What these snippets don't cover. Multi-instance
deployments where you want exactly one token fetch per expiry window across
N replicas — put the cached token in Redis/Memcached with a SET-NX lease
(only one instance does the exchange, the rest read). And zero-latency
double-buffered refresh, where you fetch the next token in parallel once
the current one hits 75 % TTL — overkill for most partners; worth it
for critical-path services that can't tolerate even a 200 ms exchange.

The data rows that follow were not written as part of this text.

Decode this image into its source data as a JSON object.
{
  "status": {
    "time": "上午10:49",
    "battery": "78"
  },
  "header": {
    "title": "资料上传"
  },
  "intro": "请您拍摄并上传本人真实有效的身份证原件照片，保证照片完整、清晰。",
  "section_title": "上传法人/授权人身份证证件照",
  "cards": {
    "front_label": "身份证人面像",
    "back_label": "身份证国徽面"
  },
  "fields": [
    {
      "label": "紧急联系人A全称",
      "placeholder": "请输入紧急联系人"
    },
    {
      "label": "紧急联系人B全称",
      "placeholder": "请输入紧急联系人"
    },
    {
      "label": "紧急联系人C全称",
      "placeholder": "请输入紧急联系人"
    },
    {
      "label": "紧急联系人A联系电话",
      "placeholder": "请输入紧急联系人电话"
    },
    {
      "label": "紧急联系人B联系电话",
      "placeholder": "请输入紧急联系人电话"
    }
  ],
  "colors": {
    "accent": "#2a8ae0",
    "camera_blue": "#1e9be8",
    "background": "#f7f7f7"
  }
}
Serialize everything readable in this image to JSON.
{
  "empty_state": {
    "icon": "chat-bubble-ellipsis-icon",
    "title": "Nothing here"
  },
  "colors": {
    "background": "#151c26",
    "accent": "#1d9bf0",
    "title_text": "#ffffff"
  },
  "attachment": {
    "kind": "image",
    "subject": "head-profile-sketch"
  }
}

Sandbox and production isolation
Sandbox and production keys are issued and rotated
independently. They don't share signing material, so a compromise
of your sandbox X-API-Key or hmac_secret cannot
be replayed against production, and vice versa. The same property holds for
the platform credentials Skadi uses internally to operate each environment
— each project carries its own non-overlapping set of API keys, so a leak
in one tenant can't escalate to another.
Practically:
- Treat sandbox and production keys as separate secrets. Don't copy values between them.
- If you suspect either is compromised, rotate that environment alone — no cross-environment coordination needed.
- Sandbox secrets in CI / local dev can (and should) rotate on a different cadence from production.
Skip the scripting
Postman collections for both modes are ready to import — fill two env vars,
run:
HMAC (.json) ·
OAuth (.json) ·
Env (.json).
The signing walkthrough on Getting started
covers the same flow in raw curl.
Codegen-ready: the full OpenAPI 3.1 spec documents both security schemes —
pipe openapi.yaml through
openapi-generator for typed clients.